Considérant que, sans que le conseil entende se prononcer sur les procès-verbaux établis par le médiateur du cinéma lors de la procédure de conciliation à propos des différends opposant M. Malacarnet à UGC Diffusion, un organisme de programmation ne peut, sans enfreindre les règles de la libre concurrence, proposer ou imposer à un exploitant indépendant une majoration du prix des places en contrepartie de l'approvisionnement en films ;

Considérant que les pratiques susanalysées, qui ont pour effet d'entraver le jeu de la concurrence, ne sauraient être regardées comme résultant de l'application d'un texte législatif ou d'un texte réglementaire pris pour son application et que, notamment, la loi du 29 juillet 1982 et son décret d'application imposent aux ententes et aux groupements de programmation le respect des règles de concurrence ; qu'il n'est ni soutenu ni même allégué qu'elles aient pour effet de contribuer au progrès économique ; que dès lors elles n'entrent pas dans les prévisions de l'article 10 de l'ordonnance du 1er décembre 1986 ;

Considérant qu'il résulte de tout ce qui précède qu'il y a lieu de faire application de l'article 13 de l'ordonnance et que le plafond de la sanction applicable respectivement à chacun des trois groupements de programmation auxquels ont été notifiés des griefs, doit être déterminé en fonction du chiffre d'affaires hors taxes réalisé au cours de l'exercice 1990 tel qu'il a été communiqué par la direction générale de la concurrence, de la consommation et de la répression des fraudes ; qu'il convient de tenir compte, pour chacun de ces groupements, des incidences de son comportement sur le marché de l'exploitation des films et de sa capacité contributive,

Décide

Art. 1er : - Sont infligées les sanctions pécuniaires suivantes :

- au groupement d'intérêt économique UGC Diffusion 230 000 F ;

- au groupement d'intérêt économique Pathé Edeline et indépendants 250 000 F;

- à la société en commandite simple Gaumont associés et compagnie 200 000 F.

Art. 2. - Il est enjoint aux groupements d'intérêt économique UGC Diffusion et Pathé Edeline et indépendants ainsi qu'à la société Gaumont associés et compagnie :

1° De cesser d'exiger des distributeurs, en contrepartie de la programmation de films dans l'agglomération parisienne, la

concession de l'exclusivité au bénéfice de salles de leur réseau situées en province ;

2° De s'abstenir de proposer ou d'imposer aux exploitants indépendants une modification du prix des places en contrepartie de l'approvisionnement en films.

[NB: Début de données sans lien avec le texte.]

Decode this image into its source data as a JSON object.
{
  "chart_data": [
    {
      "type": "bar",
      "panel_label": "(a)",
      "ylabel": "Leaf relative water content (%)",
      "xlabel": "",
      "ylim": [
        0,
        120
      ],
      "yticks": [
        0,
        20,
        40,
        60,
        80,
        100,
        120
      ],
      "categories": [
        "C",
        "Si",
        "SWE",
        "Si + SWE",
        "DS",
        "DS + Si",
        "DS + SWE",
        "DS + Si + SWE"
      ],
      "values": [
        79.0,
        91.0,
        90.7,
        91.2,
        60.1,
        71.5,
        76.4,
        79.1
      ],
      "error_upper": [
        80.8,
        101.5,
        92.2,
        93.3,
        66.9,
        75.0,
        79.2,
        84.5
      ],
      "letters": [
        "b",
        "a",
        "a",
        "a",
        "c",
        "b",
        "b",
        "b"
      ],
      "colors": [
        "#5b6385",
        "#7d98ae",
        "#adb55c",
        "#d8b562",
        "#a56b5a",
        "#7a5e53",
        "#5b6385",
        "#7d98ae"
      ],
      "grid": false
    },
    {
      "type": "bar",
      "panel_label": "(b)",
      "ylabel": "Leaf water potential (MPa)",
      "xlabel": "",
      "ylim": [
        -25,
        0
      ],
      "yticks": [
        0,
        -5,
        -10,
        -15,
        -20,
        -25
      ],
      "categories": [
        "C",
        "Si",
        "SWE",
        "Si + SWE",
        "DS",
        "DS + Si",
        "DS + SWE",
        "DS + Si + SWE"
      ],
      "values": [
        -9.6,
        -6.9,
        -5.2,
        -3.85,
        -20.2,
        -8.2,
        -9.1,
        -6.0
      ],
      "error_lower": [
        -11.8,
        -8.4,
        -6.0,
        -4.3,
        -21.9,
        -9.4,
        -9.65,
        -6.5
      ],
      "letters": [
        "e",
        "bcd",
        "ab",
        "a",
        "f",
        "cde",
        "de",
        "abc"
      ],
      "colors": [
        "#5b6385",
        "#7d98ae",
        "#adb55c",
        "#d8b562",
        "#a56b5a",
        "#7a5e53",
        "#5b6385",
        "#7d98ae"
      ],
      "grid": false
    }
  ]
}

Art. 3. - Dans un délai de deux mois suivant sa notification, le texte intégral de la présente décision sera publié, à frais communs, par les deux groupements d'intérêt économique et par la société mentionnés à l'article 1er, dans Les Echos, La Tribune de L'Expansion, Le Progrès de Lyon, Le Dauphiné libéré et Le Film français.

Ces publications seront précédées de la mention " Décision du Conseil de la concurrence du 29 octobre 1991 relative à la situation de la concurrence sur le marché de l'exploitation des films dans les salles de cinéma ".